17. Subject has a history of any of the following cardiac conditions within 6 months of screening: myocardial infarction, acute coronary syndrome, unstable angina, new onset atrial fibrillation, new onset atrial flutter, second- or third-degree atrioventricular block, ventricular fibrillation, ventricular tachycardia, heart failure, cardiac surgery, interventional cardiac catheterization (with or without a stent placement), interventional electrophysiology procedure, or presence of implanted defibrillator.
18. Subject has a known active current or history of medically important recurrent bacterial, viral, fungal, mycobacterial or other infections (including but not limited to tuberculosis and atypical mycobacterial disease and Herpes zoster), human immunodeficiency virus (HIV), or any major episode of infection requiring hospitalization or treatment with IV or oral antibiotics within 4 weeks of screening.
19. Subject has a history of congenital or acquired immunodeficiency (eg, common variable immunodeficiency disease).

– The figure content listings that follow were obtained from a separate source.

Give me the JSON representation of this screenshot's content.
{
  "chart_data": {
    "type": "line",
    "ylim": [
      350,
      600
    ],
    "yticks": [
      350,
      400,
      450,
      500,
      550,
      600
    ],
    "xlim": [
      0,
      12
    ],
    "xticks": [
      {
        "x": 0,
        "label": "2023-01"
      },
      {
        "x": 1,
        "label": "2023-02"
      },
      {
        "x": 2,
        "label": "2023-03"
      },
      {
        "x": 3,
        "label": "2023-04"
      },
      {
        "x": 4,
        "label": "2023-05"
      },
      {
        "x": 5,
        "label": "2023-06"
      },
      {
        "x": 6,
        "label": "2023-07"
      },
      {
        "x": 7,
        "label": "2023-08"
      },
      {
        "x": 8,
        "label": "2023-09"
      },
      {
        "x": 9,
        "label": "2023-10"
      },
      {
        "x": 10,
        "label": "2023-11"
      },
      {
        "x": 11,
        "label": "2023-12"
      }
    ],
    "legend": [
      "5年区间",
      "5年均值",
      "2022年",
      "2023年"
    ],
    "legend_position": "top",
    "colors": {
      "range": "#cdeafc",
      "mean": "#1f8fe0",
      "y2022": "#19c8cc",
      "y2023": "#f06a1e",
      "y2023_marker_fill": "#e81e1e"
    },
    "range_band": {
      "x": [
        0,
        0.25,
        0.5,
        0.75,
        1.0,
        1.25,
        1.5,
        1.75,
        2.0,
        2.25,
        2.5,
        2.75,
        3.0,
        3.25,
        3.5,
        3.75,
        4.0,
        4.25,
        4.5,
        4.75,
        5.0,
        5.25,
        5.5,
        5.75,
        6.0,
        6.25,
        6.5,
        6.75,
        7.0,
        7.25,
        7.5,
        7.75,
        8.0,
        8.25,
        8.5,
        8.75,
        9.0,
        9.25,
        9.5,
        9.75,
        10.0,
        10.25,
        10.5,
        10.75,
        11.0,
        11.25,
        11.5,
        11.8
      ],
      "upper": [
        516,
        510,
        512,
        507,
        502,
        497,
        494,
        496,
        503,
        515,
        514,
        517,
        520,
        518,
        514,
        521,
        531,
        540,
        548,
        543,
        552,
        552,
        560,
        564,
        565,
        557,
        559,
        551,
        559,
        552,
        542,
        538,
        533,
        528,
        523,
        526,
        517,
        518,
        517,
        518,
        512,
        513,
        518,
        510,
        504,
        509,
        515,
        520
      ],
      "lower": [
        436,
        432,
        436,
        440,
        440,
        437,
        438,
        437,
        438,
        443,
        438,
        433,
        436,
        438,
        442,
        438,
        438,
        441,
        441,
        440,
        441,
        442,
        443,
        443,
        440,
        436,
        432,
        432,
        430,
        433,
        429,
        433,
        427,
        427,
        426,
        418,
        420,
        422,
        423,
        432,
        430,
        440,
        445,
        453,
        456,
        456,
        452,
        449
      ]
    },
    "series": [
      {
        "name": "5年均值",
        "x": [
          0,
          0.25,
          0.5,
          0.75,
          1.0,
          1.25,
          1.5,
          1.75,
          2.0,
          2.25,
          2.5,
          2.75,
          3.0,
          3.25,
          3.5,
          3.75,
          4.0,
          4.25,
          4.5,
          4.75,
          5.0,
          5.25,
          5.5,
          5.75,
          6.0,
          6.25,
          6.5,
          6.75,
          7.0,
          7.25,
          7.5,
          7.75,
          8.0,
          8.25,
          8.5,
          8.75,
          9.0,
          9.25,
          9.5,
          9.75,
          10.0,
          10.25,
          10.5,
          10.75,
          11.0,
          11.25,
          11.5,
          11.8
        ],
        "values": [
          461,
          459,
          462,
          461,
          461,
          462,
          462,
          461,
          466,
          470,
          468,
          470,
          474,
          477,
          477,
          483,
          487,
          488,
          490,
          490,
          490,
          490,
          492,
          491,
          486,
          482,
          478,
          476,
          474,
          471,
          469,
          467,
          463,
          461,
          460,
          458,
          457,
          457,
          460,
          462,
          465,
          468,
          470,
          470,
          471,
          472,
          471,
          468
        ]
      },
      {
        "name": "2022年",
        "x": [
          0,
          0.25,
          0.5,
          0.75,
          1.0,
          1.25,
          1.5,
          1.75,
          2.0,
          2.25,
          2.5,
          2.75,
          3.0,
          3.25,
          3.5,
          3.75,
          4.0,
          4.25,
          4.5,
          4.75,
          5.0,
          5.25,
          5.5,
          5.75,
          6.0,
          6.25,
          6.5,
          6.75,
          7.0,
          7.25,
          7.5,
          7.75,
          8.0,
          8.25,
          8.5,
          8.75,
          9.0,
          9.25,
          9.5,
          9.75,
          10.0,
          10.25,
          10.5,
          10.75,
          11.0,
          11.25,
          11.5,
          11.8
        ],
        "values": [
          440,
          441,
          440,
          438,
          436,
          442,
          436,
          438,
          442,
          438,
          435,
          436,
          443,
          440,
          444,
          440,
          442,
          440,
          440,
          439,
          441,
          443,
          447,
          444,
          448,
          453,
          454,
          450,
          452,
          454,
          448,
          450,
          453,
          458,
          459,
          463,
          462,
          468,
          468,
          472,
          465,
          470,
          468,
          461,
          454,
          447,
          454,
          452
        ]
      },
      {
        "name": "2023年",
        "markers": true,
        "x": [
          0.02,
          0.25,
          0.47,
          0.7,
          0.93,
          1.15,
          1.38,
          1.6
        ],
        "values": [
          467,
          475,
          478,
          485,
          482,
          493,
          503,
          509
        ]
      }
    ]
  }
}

20. Subject has a history of malignancy, except for:
   a. Treated (ie, cured) basal cell or squamous cell in situ skin carcinomas
   b. Treated (ie, cured) cervical intraepithelial neoplasia or carcinoma in situ of the cervix with no          evidence of recurrence within the previous 5 years
21. Subject has received investigational drug or device within 1 month of screening.
22. Subject has a history of alcohol, drug, or chemical abuse within the 6 months prior to screening.
23. Subject has a known hypersensitivity to oligonucleotides or any ingredient in the IP.
24. Subject has prior treatment with GED-0301 or participated in a clinical study involving GED-0301.